Happy Bear works with the specialist to teach young kids--Happy Bear is with the younger children--to teach kids how to recognize something about a person that may be frightening, that could be a person who might hurt them, that teaches them to get away, who to go to. We teach the children how to identify some trusted adults, so that if they think that they have been hurt, are going to be hurt or if they think a friend of theirs has been hurt, then they can go to a trusted adult. And we use the term "trusted adults," because it's not necessarily going to be a parent. If Daddy is assaulting them, obviously they're not going to go to Daddy. Mommy may not be the obvious person to go to in that case. We teach what's called the three Rs: recognizing abuse, resisting abuse and reporting abuse. With the older children, Happy Bear is not used, but there's a wonderful video that we use as part of the curriculum, and once again, the prevention specialist works with these children. ... With this curriculum, we also work with the family. The family goes through the information in the training program before the children see it. We do this at schools, in church facilities, in day-care centers, in day camps.
How many kids go through this program?
Last year, our specialist and assistant trained more than 10,000 children and their parents, so it's a pretty large endeavor. We do work a lot with church schools through the Catholic Diocese of Tucson. They have requested our assistance all over Southern Arizona to help keep kids safe from abuse.
Have you been involved in the diocese abuse cases in any way?
You know, we never identify specific cases.
But you are involved with the Catholic Church in that fashion.
If a child reports abuse, and it begins in the investigative process with law enforcement and Child Protective Services, if it happened in the home, then the child will come here, whether it's something from the diocese or anyplace else. We only work with children. If an adult is reporting abuse that happened when they were a child, they would not come here.
So that's where it sort of answers that question. ... The other training that we do, in line with prevention and the reporting of abuse, is that we have another specialist who works with adult professionals who are deemed "mandated reporter" by state law. If you are a social worker or a teacher or anybody in the education system, or you work in the medical field--those kinds of professions mandate that if you think abuse occurred to a child, then you are obligated to report. We teach these professionals what the law is, how they report and why.
I look through police reports quite often, and I see a lot of instances where teachers are reporting children abusing other children. Does your organization include that under its services?

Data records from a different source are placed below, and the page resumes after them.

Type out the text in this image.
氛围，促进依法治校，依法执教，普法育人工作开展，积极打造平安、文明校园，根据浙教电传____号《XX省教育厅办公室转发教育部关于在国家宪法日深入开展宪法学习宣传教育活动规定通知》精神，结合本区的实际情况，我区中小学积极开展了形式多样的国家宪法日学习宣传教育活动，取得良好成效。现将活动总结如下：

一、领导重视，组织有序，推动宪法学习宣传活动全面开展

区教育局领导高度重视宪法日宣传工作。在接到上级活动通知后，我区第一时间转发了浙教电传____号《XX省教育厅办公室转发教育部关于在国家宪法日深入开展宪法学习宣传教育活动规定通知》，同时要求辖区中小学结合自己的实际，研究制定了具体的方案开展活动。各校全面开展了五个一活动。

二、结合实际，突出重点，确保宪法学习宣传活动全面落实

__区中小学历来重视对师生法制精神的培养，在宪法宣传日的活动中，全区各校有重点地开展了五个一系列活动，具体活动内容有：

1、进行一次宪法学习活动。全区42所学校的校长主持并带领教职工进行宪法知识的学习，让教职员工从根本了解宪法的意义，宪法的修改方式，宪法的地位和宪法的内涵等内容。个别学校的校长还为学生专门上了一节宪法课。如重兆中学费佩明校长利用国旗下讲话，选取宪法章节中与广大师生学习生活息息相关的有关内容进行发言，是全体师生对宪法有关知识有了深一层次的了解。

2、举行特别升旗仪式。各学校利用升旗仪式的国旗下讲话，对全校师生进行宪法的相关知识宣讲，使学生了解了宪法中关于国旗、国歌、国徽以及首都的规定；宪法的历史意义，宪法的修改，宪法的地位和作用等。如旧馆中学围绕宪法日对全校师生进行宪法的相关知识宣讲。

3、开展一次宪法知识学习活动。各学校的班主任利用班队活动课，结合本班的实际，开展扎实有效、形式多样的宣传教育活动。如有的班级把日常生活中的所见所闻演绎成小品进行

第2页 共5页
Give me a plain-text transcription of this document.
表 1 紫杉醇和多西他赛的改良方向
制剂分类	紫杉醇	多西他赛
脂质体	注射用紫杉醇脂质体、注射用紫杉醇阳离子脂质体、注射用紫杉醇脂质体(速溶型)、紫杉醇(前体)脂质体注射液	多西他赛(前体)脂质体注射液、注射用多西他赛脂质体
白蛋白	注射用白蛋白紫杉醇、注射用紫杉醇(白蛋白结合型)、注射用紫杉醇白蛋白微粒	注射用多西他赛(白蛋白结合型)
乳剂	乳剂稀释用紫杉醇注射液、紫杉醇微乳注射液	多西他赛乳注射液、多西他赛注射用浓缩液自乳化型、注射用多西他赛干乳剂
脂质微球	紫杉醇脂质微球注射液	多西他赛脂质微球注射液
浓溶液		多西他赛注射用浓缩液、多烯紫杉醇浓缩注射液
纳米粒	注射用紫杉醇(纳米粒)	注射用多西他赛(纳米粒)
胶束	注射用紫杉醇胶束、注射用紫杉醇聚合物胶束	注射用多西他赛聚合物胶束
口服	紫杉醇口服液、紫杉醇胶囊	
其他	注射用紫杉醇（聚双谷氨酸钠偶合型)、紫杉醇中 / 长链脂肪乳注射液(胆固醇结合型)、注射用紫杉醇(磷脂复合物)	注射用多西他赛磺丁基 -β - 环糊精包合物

Yes, it does. Now, that's always a difficult situation, and Child Protective Services actually has an age limit below which they don't consider it child abuse. It's obviously a problem, and one of the biggest issues when a child is abusing another child--especially sexual molestation--is that the child learned that somewhere.
How many cases do you handle?
Around 1,000 a year.
Is that fluctuating at all?
Yes. It's actually been down a little bit over the last year and a half, but we haven't been able to figure out why. That's been an ongoing study with us and our law-enforcement partners as to why there's a little decrease. Unfortunately, we don't think that the reason is because abuse is decreasing. ... When you consider the fact that the population in Tucson is going up, then even if we are preventing abuse in some manner at this point--if we've got more people coming in, then we've still got work to do.